In I Can’t Believe I’m Standing Up for Obama… But I Am, Evan Handler writes:
I am not a devotee or disciple. I am a skeptic, and remain somewhat skeptical. Still, over the past few weeks I have become convinced that Barack Obama is the better choice for the Democratic Party’s presidential nominee. And, well… God help us all if that’s not enough to make him president.
My conclusion is based on several components, but coheres around one theme. Besides what I have experienced as his superior demonstrations of strength, composure, restraint, and reasoning during their last two one-on-one debates, Senator Obama has structured his campaign around what I feel is an irrefutable truth: the United States government will never again function efficiently unless United States citizens force it to do so. His insistence that the U.S. government must serve its citizenry, and his acknowledgment that it will do so only if the citizenry once again holds its government accountable is a statement so simplistic that it is, for some, dismissible. It also happens to be a truism so profound that it might, I have come to hope, be unstoppable.
There’s a lot more I agree with (including the discussion on their relative policy positions), but this is the kernel of it for me … and when you couple this with Obama’s 50-state strategy, it tips the balance for me.
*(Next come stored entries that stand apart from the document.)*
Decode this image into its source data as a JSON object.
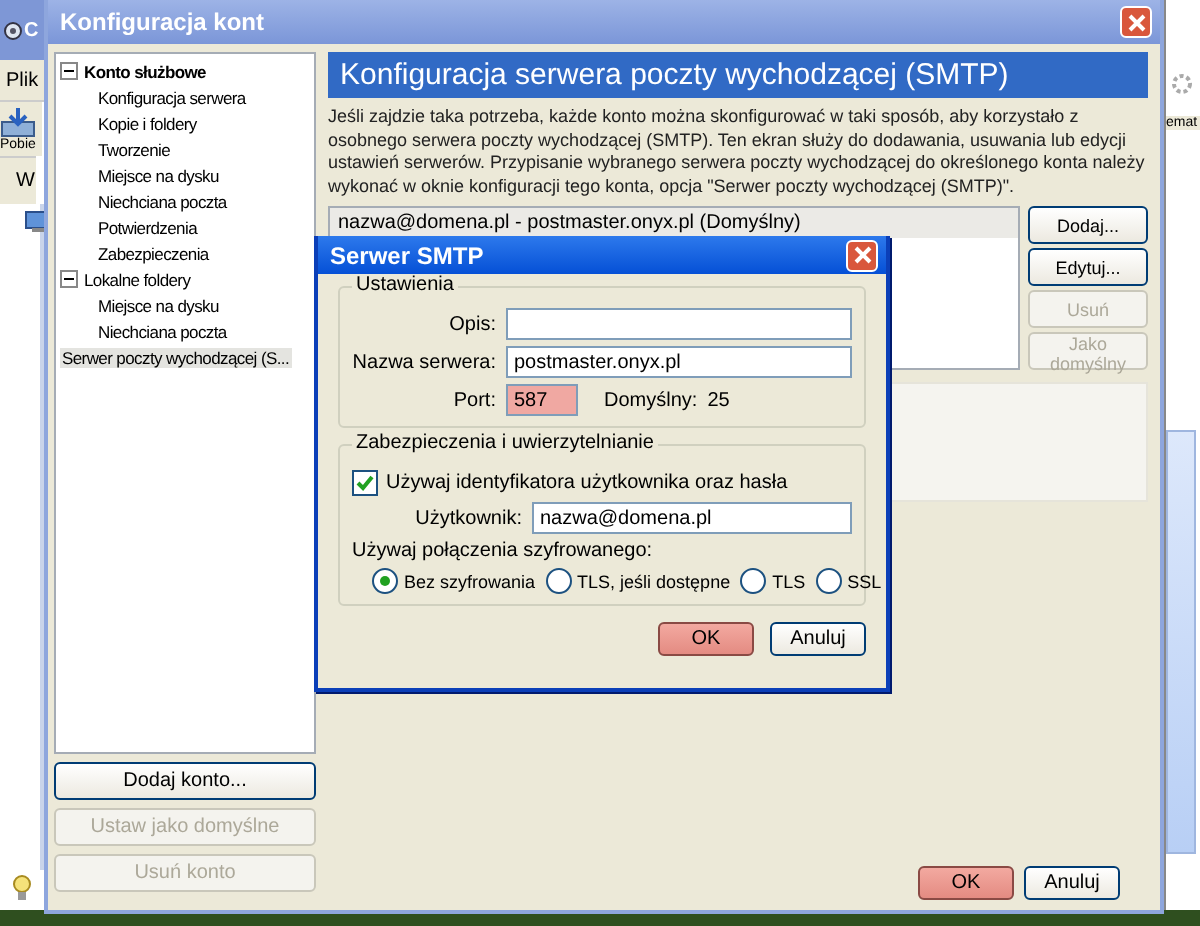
{
  "background_app": {
    "title": "C",
    "menu": [
      "Plik"
    ],
    "toolbar_label": "Pobie",
    "tab_label": "W",
    "column_label": "emat"
  },
  "main_window": {
    "title": "Konfiguracja kont",
    "tree": [
      {
        "label": "Konto służbowe",
        "bold": true,
        "selected": false,
        "expanded": true,
        "children": [
          {
            "label": "Konfiguracja serwera",
            "selected": false
          },
          {
            "label": "Kopie i foldery",
            "selected": false
          },
          {
            "label": "Tworzenie",
            "selected": false
          },
          {
            "label": "Miejsce na dysku",
            "selected": false
          },
          {
            "label": "Niechciana poczta",
            "selected": false
          },
          {
            "label": "Potwierdzenia",
            "selected": false
          },
          {
            "label": "Zabezpieczenia",
            "selected": false
          }
        ]
      },
      {
        "label": "Lokalne foldery",
        "bold": false,
        "selected": false,
        "expanded": true,
        "children": [
          {
            "label": "Miejsce na dysku",
            "selected": false
          },
          {
            "label": "Niechciana poczta",
            "selected": false
          }
        ]
      },
      {
        "label": "Serwer poczty wychodzącej (S...",
        "bold": false,
        "selected": true
      }
    ],
    "account_buttons": [
      {
        "label": "Dodaj konto...",
        "disabled": false
      },
      {
        "label": "Ustaw jako domyślne",
        "disabled": true
      },
      {
        "label": "Usuń konto",
        "disabled": true
      }
    ],
    "section_title": "Konfiguracja serwera poczty wychodzącej (SMTP)",
    "description": "Jeśli zajdzie taka potrzeba, każde konto można skonfigurować w taki sposób, aby korzystało z osobnego serwera poczty wychodzącej (SMTP). Ten ekran służy do dodawania, usuwania lub edycji ustawień serwerów. Przypisanie wybranego serwera poczty wychodzącej do określonego konta należy wykonać w oknie konfiguracji tego konta, opcja \"Serwer poczty wychodzącej (SMTP)\".",
    "servers": [
      {
        "label": "nazwa@domena.pl - postmaster.onyx.pl (Domyślny)",
        "selected": true
      }
    ],
    "server_buttons": [
      {
        "label": "Dodaj...",
        "disabled": false
      },
      {
        "label": "Edytuj...",
        "disabled": false
      },
      {
        "label": "Usuń",
        "disabled": true
      },
      {
        "label": "Jako domyślny",
        "disabled": true
      }
    ],
    "buttons": [
      {
        "label": "OK",
        "highlighted": true
      },
      {
        "label": "Anuluj",
        "highlighted": false
      }
    ]
  },
  "dialog": {
    "title": "Serwer SMTP",
    "settings_group": {
      "legend": "Ustawienia",
      "fields": [
        {
          "label": "Opis:"
        },
        {
          "label": "Nazwa serwera:",
          "value": "postmaster.onyx.pl"
        }
      ],
      "port": {
        "label": "Port:",
        "value": "587",
        "highlighted": true
      },
      "default_label": "Domyślny:",
      "default_value": "25"
    },
    "security_group": {
      "legend": "Zabezpieczenia i uwierzytelnianie",
      "auth_checkbox": {
        "label": "Używaj identyfikatora użytkownika oraz hasła",
        "checked": true
      },
      "user": {
        "label": "Użytkownik:",
        "value": "nazwa@domena.pl"
      },
      "encryption_label": "Używaj połączenia szyfrowanego:",
      "options": [
        {
          "label": "Bez szyfrowania",
          "selected": true
        },
        {
          "label": "TLS, jeśli dostępne",
          "selected": false
        },
        {
          "label": "TLS",
          "selected": false
        },
        {
          "label": "SSL",
          "selected": false
        }
      ]
    },
    "buttons": [
      {
        "label": "OK",
        "highlighted": true
      },
      {
        "label": "Anuluj",
        "highlighted": false
      }
    ]
  }
}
That said, I was really surprised to hear this morning that 11 out of 12 of Chris Matthews’ regulars think that Hillary will drop out if she doesn’t win both TX and OH on Tuesday. Yes, she will have an unsurmountable delegate shortage, but me, I think it will be good to let PA weigh in (assuming that Hillary goes the Huckabee route … if she goes incredibly negative, then that would be really bad).
This contest is bringing a lot of new voters to the race (as the numbers in Texas, in particular,
illustrate). And while Texas may not go blue in the presidential race in November, all those D voters can make a big difference in a whole lot of Congressional races this year.